When the history of Civil War history is written, Gallagher will be that bright young hope of the dying vestiges of Centennial dogma, the man who carries the shopworn and dusty insights of an ancient era into the harsh light of the 21st Century. I speak of him this way in his form as an author and anthologist.

As an author, he's a lost battalion, trapped behind the lines of historiography, out of touch with his headquarters (destroyed by the creeping barrage of time), searching for a way to rejoin the fight against revisionists, struggling for relevancy on a battlefield for which he has no maps. He's low on ammunition (fresh insights). He's also low on water, in terms of a stream of supporting research and ideas.

And yet, Gallagher does not use his editorial position at UNC Press to pound us with tome after tome reiterating the golden verities of 60 years ago. Lost behind the lines as author Gallagher is, editor Gallagher sends these daring little patrols in different directions to find some way out of no-man's-land. This is what makes his editorship so different from Ted Savas's and so interesting in a completely different way. Being utterly lost, Gallagher is forced to experiment in ways Savas, knowing the terrain, is not.

Ted has a firm grip on Civil War historiography as it is developing now and as it has been evolving for the last decade, partly because he is a committed neutral with a taste for good research and writing. Gallagher, however, is a committed partisan who cannot, therefore, admit of new work that contradicts "the canon" and therefore he cannot discern the shapes emerging from the smoke of battle. It would have required shell shock for him to have published Rowland, Reese, Harsh, Beatie, Rafuse or others as an editor at UNC Press.
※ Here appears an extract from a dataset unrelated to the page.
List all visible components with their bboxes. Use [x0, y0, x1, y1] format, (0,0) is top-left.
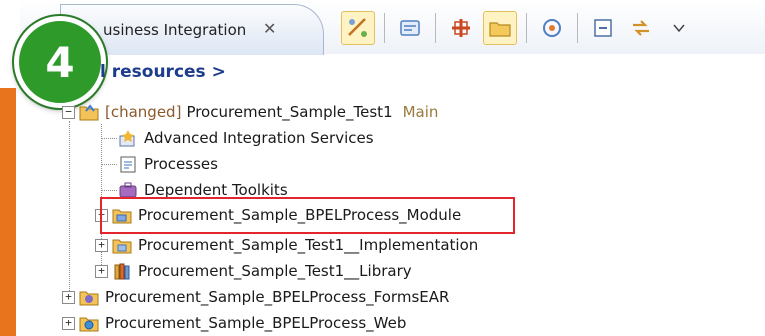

And yet, in his own reconnaisance of the battlefield, editor Gallagher's thoughtful desperation yields novelty again and again. Now, that novelty is generally within the framework of the canon and it never explicitly contradicts "the masters" on any point of importance, but it is interesting nonetheless.

Editor Gallagher's new works are not concerned with the central truths that have been handed to us by the Centennial generation. It may be that Gallagher's misplaced conceit spares us endless recastings of Catton, Williams, et al. He seems to believe that the literary nonfiction of the 1950s and 1960s era delivered us "settled science" in Civil War history and therefore does not need repeating. Who but a blogger would contend with these greats?

Author Gallagher's flirtation with topics like the "Lost Cause" and "black Confederates" show a man bereft of basic historiographic instincts and insights. In a way, this is the last man you want in charge of selecting new ACW titles. Gallagher's new writing shows a man fighting for the orthodoxies of the past. And yet, editor Gallagher's commissioning of new books, shows all the verve, spunk, intelligence, and insight we have come to expect from ... bloggers.

Think of editor Gallagher as a blogger and new UNC books as his (extended) posts. If you do, you'll find him really interesting.


Again in the true spirit of blogging, here are some of the more hurtful things I have written about author Gallagher in the past. I hope you find them interesting.

Stop the Madness -- Wittenberg, Petruzzi and I pile on while Kevin Levin plays defense for GG.

When You Can tell a Book by Its Title - Beating an historiographical blunder by GG into the ground.

Foner Criticizes Gallagher - nuff said.

McClellan Bad, Very Bad Man - A sampler of stale Centennial punditry from a Gallagher book. If you don't laugh out loud (i.e., LOL!) at some of his quotes, you're not paying attention.

Let that be enough. Even blog readers have limits.

Browse UNC Press here.

Update, 3/24: the ever-estimable Manny has read GG's article and is okay with it.